Pursuant to HOLA section 5(c)(4)(C), a Federal savings association may make foreign assistance investments in an aggregate amount not to exceed one percent of its assets, subject to the following conditions:
(a) For any investment made under the Foreign Assistance Act, the loan agreement shall specify what constitutes an event of default, and provide that upon default in payment of principal or interest under such agreement, the entire amount of outstanding indebtedness thereunder shall become immediately due and payable, at the lender's option. Additionally, the contract of guarantee shall cover 100% of any loss of investment thereunder, except for any portion of the loan arising out of fraud or misrepresentation for which the party seeking payment is responsible, and provide that the guarantor shall pay for any such loss in U.S. dollars within a specified reasonable time after the date of application for payment.

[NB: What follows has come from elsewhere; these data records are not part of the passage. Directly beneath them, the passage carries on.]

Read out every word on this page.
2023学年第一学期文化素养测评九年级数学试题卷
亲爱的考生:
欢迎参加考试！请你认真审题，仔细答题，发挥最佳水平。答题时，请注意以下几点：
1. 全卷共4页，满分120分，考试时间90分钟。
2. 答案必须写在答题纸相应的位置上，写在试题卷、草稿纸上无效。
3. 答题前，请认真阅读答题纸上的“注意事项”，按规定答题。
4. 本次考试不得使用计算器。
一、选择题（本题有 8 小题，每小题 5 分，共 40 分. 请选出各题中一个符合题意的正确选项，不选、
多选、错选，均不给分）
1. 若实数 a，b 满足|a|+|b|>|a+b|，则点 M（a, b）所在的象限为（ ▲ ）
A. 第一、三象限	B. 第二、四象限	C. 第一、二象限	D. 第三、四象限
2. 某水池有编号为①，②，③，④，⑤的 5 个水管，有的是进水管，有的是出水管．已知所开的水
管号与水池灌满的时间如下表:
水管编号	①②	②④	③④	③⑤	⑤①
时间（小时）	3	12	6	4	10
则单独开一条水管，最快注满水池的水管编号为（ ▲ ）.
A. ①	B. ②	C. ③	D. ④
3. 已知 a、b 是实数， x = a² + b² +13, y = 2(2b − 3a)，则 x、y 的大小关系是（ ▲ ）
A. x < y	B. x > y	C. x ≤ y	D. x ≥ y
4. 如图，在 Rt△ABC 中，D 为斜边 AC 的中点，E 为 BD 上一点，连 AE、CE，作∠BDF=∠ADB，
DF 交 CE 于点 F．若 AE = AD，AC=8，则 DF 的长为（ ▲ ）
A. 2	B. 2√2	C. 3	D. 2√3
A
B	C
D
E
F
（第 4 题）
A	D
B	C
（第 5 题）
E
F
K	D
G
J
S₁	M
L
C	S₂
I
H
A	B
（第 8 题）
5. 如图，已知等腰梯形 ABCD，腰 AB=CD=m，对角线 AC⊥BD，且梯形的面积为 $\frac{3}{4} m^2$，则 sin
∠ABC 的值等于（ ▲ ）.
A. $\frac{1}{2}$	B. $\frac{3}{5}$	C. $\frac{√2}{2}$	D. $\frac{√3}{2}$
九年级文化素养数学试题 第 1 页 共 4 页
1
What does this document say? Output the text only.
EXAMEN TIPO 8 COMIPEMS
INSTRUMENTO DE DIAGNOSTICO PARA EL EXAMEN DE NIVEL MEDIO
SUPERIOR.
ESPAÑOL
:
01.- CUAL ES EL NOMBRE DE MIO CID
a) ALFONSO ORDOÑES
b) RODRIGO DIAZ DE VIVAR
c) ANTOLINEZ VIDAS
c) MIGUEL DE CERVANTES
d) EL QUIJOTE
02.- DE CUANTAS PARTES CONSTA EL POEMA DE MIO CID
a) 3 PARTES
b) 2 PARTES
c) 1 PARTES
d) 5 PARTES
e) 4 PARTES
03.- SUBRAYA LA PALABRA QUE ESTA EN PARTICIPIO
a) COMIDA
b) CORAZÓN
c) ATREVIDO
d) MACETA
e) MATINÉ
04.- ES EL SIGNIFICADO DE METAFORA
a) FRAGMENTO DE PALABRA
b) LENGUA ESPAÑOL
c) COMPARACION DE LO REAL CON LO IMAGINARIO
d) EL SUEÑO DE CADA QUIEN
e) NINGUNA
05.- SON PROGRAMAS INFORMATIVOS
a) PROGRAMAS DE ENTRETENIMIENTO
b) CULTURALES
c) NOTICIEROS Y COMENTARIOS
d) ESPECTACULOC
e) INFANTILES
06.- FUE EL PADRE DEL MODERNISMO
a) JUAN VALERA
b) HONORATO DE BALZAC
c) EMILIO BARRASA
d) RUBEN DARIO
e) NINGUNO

(b) To make any investments in the share capital and capital reserve of the Inter-American Savings and Loan Bank, a Federal savings association must be adequately capitalized and have adequate allowances for loan and lease losses. The Federal savings association's aggregate investment in such capital or capital reserve, including the amount of any obligations undertaken to provide said Bank with reserve capital in the future (call-able capital), must not, as a result of such investment, exceed the lesser of one-quarter of 1% of its assets or $100,000.